Millions of Cats, Wanda Gág, 1928
This plot line would never fly in our household given the family cat allergies. A little old woman decides that a family pet will solve the loneliness in her marriage and sends the little old man out to find a cat. His indecision proves too much, and he abducts every stray cat on what I only assume the locals refer to as CAT MOUNTAIN. He returns to their tiny, lonely home with “Hundreds of cats, Thousands of cats, Millions and billions and trillions of cats.” When they realize that they can’t feed trillions of cats, they pit the felines against each other in a death match until there’s only one kitten that hasn’t been EATEN BY THE OTHER CATS.
I’m unsure, but it seems like the moral is “humility will save you from mutual mass destruction.” Perhaps a better lesson learned is “STOP STEALING THINGS FROM THEIR HABITATS. It’s unsustainable and destructive.”
Of course, 1928 was a different time, post-Great War and pre-Great Depression, so I guess you could take whatever you could carry in abundance ’cause there was always more where that came from.

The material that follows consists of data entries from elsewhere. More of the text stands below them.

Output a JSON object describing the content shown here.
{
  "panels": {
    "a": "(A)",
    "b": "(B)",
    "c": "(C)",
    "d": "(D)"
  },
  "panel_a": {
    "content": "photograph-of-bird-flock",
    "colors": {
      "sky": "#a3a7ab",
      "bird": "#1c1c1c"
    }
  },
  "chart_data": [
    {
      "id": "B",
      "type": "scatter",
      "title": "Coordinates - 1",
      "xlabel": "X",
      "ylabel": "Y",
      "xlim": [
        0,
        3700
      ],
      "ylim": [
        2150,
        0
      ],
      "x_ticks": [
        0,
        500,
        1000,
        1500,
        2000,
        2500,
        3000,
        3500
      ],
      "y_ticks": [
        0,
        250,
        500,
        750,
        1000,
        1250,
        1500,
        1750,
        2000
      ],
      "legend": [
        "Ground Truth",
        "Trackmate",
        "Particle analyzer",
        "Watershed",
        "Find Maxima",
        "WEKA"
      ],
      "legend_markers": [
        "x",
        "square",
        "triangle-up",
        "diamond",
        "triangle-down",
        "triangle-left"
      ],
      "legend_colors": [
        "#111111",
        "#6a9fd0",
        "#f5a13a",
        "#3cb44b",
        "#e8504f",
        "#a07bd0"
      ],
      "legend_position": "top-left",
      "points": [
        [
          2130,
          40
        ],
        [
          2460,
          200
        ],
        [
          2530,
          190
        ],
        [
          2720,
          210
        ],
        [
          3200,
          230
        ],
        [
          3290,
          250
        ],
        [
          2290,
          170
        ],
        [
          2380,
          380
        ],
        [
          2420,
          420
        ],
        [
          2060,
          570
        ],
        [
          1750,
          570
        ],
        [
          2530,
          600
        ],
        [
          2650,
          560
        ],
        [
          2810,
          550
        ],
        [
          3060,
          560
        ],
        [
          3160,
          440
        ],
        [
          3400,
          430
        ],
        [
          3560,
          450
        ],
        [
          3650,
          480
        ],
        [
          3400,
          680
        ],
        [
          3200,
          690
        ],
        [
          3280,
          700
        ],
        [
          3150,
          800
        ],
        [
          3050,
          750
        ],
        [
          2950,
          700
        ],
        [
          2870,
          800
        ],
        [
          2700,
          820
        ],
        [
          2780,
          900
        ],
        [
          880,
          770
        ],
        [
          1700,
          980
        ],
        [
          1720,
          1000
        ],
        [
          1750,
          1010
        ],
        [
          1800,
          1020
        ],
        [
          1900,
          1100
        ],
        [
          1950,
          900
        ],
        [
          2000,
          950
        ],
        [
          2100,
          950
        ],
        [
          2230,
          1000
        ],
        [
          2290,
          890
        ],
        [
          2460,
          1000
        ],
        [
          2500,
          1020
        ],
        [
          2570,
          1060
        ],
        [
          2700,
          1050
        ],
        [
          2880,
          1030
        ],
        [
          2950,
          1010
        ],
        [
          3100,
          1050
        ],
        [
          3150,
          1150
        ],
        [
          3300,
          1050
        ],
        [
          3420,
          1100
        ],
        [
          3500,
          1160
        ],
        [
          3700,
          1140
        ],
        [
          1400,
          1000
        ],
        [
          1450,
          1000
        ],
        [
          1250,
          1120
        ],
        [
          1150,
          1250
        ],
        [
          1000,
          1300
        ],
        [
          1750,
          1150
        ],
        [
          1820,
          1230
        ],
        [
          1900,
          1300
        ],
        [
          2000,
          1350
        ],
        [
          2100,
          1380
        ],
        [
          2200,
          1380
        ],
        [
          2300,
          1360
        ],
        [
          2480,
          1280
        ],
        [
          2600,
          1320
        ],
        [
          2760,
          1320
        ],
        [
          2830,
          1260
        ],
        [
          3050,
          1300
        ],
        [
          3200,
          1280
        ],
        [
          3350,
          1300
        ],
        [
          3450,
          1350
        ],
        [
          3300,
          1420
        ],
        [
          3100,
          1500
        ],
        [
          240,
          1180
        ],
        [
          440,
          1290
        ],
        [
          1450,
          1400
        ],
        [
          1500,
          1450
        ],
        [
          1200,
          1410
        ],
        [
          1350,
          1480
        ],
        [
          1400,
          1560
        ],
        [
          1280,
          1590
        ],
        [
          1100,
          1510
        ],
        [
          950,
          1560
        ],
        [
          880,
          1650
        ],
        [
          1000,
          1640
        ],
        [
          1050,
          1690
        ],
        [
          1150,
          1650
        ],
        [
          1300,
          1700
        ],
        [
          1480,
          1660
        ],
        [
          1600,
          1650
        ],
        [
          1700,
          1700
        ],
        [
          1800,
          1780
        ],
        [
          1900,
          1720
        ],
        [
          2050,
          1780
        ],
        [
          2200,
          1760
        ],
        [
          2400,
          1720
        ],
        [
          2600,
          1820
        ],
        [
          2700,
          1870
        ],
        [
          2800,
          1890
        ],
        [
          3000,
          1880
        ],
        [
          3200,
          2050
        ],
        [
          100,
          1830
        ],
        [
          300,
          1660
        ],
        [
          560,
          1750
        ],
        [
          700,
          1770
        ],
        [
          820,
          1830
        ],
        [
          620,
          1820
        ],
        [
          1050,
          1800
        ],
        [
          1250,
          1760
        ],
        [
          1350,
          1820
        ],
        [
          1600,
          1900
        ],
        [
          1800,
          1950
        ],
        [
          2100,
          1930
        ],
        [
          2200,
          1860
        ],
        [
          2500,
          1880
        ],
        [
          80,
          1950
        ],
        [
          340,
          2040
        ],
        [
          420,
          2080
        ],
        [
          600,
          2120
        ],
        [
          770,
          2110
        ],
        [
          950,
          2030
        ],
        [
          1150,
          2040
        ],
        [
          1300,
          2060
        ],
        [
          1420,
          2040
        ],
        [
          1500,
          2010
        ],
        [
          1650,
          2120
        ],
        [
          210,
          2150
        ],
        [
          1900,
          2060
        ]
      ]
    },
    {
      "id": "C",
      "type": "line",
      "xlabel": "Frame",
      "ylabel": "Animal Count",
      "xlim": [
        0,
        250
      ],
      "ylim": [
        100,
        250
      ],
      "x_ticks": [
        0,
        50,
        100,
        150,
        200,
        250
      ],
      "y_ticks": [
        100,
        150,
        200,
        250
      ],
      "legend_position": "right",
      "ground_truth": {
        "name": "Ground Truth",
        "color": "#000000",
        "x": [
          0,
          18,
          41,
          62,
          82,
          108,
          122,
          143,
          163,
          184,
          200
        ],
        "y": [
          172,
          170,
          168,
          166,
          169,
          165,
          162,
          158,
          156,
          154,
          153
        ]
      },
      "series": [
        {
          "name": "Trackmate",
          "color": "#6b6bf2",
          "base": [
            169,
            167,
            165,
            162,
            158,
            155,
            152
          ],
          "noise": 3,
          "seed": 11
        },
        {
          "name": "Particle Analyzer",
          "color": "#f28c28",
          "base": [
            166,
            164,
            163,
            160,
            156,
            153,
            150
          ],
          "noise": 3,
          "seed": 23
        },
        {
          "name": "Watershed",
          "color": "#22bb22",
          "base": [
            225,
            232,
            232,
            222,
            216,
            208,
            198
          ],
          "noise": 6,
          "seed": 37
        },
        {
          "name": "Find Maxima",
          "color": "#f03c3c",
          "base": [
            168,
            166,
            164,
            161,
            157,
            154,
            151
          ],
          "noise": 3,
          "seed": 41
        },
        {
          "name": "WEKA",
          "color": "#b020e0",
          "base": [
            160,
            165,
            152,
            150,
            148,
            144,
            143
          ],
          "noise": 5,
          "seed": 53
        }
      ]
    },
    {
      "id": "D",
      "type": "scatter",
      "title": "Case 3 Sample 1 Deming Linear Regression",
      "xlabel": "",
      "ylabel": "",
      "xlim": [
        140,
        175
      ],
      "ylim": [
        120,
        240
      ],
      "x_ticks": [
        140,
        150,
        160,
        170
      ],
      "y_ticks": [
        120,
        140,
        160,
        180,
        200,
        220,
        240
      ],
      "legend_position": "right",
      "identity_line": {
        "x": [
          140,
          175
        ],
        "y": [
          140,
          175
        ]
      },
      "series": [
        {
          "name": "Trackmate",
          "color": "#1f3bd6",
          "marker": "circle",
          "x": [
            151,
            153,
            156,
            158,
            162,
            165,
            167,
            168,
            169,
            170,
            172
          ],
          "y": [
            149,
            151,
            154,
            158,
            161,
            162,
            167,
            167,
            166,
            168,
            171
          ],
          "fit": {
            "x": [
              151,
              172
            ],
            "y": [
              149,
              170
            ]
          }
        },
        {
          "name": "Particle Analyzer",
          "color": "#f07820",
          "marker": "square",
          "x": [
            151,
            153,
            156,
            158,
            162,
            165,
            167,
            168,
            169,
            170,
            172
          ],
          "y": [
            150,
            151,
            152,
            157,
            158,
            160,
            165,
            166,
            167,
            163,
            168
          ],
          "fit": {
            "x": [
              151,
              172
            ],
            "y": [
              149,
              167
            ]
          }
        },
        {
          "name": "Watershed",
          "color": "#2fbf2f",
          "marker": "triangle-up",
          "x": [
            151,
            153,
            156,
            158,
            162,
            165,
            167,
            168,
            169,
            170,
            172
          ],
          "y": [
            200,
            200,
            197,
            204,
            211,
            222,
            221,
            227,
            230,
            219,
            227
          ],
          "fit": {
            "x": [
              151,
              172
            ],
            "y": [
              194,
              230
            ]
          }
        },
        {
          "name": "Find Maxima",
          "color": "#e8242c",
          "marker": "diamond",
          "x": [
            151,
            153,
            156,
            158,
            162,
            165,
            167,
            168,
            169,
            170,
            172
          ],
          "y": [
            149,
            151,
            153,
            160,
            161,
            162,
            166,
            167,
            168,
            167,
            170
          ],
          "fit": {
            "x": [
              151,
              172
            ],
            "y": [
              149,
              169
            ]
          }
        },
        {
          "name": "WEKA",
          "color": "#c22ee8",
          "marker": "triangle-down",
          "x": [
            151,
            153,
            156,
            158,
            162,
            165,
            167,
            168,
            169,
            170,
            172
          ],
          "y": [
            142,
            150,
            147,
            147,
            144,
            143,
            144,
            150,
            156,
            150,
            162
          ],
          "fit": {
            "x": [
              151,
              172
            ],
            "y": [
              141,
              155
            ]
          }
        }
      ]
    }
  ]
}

The ’20s were ROARING!
The best part about this book is the artwork. The double-page spread was Gág’s innovation and it invokes the movement of billions of cats marching towards their inevitable demise. Her folk-style illustrations compliment the literary devices of rhythm, repetition, and refrain typical of oral tradition.
I’m glad the one remaining kitten solved the couple’s mutual ennui. I like the lyric repetition and the cats are pretty cute.